Mohammad Bilal Department of Computer Science, Namal University Mianwali, Mianwali, Pakistan
Mahira Zainab Department of Computer Science and Information Technology, University of Mianwali, Mianwali, Pakistan.
M Ramzan Shahid Khan Department of Computer Science, Namal University Mianwali, Pakistan.
Ali Raza Department of Software Engineering, University of Mianwali, Mianwali, Pakistan.
Sonia Shehzadi Shaanxi Normal University Xian, China.
Faiz-ur- Rehman Department of Computer Science, MY University, Islamabad, Pakistan.
Asif Raza Department of Software Engineering, University of Mianwali, Mianwali, Pakistan.

DOI:

https://doi.org/10.62019/abbdm.v4i02.183

Abstract

The advancement of the internet and rapid growth in social media platforms such as Facebook, X , Instagram and others which made it possible for information on review on goods, reaction on events, services from experts, and political beliefs to be easily and globally shared within no time. Due to this fast propagation of information may have both positive and negative impact on thinking and ability to take decision on a particular event or anything related. Due to the generation of such a huge number of date and while the volume of studies directed on slant investigation is quickly extending, these examinations for the most part address English language concerns. But the English the not the only language by which data is got propagated but other such as Urdu, Farsi, Hindi, Pasto, branch etc. The main goal of this research study is to critically assess the data related to Urdu and the Urdu sentiment analysis's progress and problems and present solutions. After critically reviewing the literature and related work following two research directions are identified in accordance with our study— the first one is text pre-processing and the other is sentiment classification.
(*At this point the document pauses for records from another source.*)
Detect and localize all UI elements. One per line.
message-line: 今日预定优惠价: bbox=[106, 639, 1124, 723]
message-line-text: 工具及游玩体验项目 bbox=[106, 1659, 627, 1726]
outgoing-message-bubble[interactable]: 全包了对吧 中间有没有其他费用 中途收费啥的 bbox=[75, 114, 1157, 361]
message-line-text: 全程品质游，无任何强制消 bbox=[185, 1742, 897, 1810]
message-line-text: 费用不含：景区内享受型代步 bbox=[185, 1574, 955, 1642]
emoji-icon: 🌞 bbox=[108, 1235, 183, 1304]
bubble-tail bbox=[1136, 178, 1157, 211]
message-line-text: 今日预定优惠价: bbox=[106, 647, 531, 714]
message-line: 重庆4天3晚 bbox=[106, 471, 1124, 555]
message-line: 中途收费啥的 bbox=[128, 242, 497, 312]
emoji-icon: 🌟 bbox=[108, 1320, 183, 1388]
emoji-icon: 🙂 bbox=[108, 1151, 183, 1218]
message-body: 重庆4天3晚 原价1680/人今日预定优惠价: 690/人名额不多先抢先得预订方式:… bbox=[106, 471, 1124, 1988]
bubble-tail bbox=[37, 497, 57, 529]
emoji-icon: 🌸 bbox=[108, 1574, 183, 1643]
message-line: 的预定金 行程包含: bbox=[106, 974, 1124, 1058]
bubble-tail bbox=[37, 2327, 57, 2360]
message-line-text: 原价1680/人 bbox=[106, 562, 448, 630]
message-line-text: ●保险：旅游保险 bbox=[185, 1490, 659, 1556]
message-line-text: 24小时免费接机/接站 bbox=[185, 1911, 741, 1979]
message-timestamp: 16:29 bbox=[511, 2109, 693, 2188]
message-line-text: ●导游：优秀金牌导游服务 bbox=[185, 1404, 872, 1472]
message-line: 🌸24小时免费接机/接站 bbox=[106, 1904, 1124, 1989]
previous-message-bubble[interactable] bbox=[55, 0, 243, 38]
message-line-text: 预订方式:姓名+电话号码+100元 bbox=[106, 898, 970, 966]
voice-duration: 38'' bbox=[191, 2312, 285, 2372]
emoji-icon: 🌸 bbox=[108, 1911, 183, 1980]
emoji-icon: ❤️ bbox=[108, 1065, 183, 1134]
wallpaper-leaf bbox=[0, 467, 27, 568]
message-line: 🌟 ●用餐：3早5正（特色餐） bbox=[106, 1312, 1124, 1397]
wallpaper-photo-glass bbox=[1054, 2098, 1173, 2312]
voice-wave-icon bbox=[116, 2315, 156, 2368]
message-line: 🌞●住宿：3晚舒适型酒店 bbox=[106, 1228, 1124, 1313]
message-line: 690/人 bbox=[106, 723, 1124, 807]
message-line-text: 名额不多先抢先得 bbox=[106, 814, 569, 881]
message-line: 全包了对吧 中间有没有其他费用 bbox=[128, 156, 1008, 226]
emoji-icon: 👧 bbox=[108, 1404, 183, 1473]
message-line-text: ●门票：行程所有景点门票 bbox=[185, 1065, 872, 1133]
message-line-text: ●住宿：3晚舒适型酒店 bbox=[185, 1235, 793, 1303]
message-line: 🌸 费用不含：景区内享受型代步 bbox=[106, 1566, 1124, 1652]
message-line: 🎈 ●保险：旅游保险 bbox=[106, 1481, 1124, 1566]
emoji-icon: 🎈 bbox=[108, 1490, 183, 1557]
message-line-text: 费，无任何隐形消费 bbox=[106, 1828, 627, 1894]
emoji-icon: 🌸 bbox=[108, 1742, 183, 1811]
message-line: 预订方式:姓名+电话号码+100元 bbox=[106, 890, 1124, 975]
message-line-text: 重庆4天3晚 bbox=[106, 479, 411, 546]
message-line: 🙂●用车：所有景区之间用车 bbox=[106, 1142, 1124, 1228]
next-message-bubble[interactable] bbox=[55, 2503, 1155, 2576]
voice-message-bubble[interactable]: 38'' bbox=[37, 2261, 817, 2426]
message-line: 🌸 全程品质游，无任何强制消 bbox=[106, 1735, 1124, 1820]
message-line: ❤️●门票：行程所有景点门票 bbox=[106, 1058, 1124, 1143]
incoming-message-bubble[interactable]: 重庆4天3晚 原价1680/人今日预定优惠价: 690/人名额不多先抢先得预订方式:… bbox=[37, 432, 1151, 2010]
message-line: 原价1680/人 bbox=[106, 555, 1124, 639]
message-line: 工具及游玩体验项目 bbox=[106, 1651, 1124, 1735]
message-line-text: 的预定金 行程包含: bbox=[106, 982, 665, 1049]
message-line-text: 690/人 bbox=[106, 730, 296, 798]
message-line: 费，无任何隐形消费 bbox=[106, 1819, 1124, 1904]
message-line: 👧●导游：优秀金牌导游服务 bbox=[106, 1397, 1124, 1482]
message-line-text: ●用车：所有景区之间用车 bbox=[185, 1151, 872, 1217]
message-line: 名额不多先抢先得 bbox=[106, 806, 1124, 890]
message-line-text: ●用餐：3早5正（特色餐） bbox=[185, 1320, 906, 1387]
Here, we had the opportunity to describe the progress that has been made in this research field. The pre-processing steps include Tokenisation, stop words removal, word segmentation, text cleaning, transforming into numeric vectors and others then applying machine learning models i.e. regression and SVM. Result is compared out for each of the model use. After thorough investigation, the following results demonstrated that the LDA-TFID model achieved the highest accuracy at 0.923977 as compared to LDA-BOW and SVM-BOW and also outperforming both LDA-BOW and SVM-BOW in term of efficiency and accuracy. This indicates the effectiveness of TF-IDF in enhancing model performance for Urdu sentiment analysis.